The Free Speech Movement developed in protest against university restrictions on tabling on Sproul Plaza, while the Third World Liberation Front came together in 1969 to create a separate ethnic studies college. The administration later lifted the restrictions on tabling and in the case of the latter created an ethnic studies department.

The Sept. 24 walkout was organized by students, faculty and staff to protest the UC administration's handling of the state budget cuts to public higher education, among other grievances. But with those parties still trying to decide what the next step will be, a clear end goal has yet to emerge.

Lynne Hollander Savio, who was married to Mario Savio-one of the Free Speech Movement's most well-known leaders-said she saw the walkout as a "resurgence" in activism.

"It's certainly important for Berkeley students to not focus so narrowly on their academic education that they forget their roles as citizens … in the larger community," she said.

However, she credits the Free Speech Movement's success in part to the cheap housing and tuition fees of the time. Students then had to work only part time and enjoyed the freedom to be more politically active. In contrast, today's scarce job market makes students more career-oriented and focused on their futures.

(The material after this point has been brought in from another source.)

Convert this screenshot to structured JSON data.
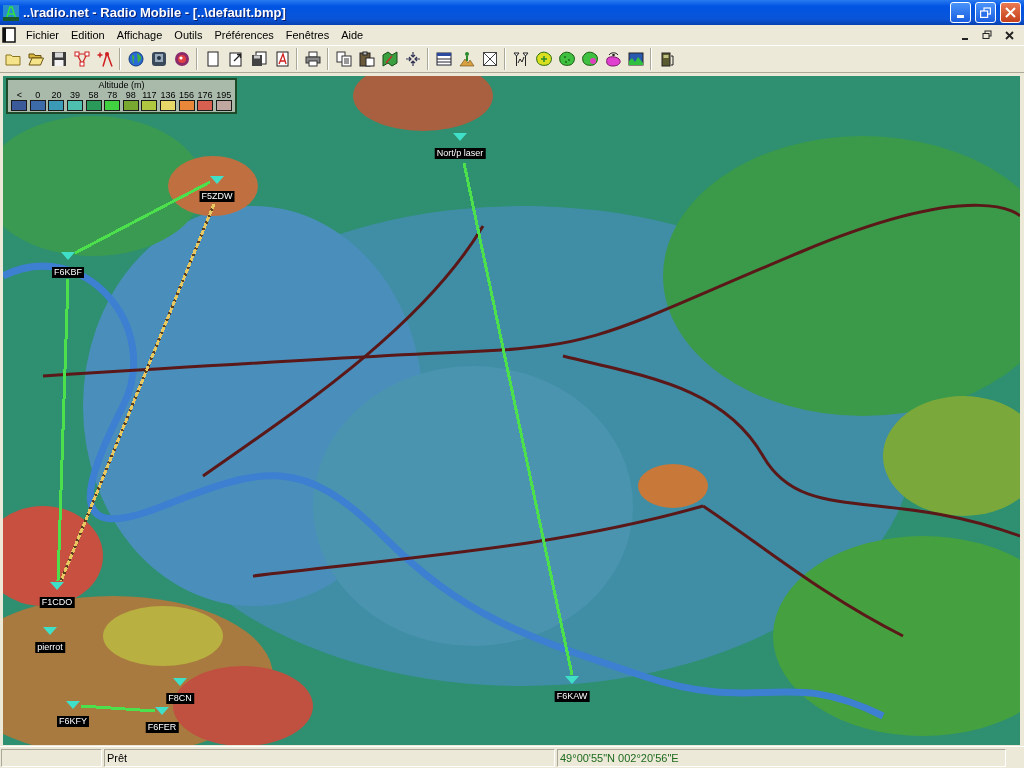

"They have less time, less energy and less ability to be concerned perhaps about other people and more focused on their own needs," she said.

Harvey Dong was an undergraduate at UC Berkeley during the Third World Liberation Front's movement to establish an ethnic studies college on campus in 1969. Now a lecturer in that department, Dong sees great opportunity in the developing movement.

"What's going on now is probably one of the biggest movements this campus has seen in a long time," Dong said. "That has a lot of potential because it's an issue that touches everybody on campus."

Both Dong and Savio credited the political climate that existed prior to their movements as crucial to the development of their movement.

The assassinations of Marin Luther King, Jr. and Robert Kennedy created a "crisis situation" that sparked the protests and strike of the Third World Liberation Front, Dong said.

"The civil rights movement was reaching a certain point ... there as a lot of anger and people seeking change. You could say today is a crisis situation as well," he said of the severe budget crisis and economic recession.

Meanwhile, Savio said that the UC Berkeley students who helped register black voters in Mississippi in the summer of 1964 opened up the campus to political activism. "This was really quite critical," Savio said. "There was already an enormous amount of civil rights activity on campus."

Gomez sees students becoming more active because of last year's election.

"I feel like as a whole people are getting more comfortable with the idea of being political and from that becoming more comfortable with the idea of becoming activists," he said.

Current and former organizers say the key to keep the movement growing is to act fast and mobilize succesfully with other people.

"We have numbers, we have energy, we just need to be able to mobilize it," said Blanca Misse, an organizer and GSI in the French department. "The energy is there, in two weeks it will not be."

Savio, who was pulled into the Free Speech Movement while seeing her fellow students take action on Sproul Plaza, thinks the current momentum is crucial.

"I learned as much, if not more, from participating in the FSM and the civil rights movement as I learned in my classes both in society, about myself and about other people," she said.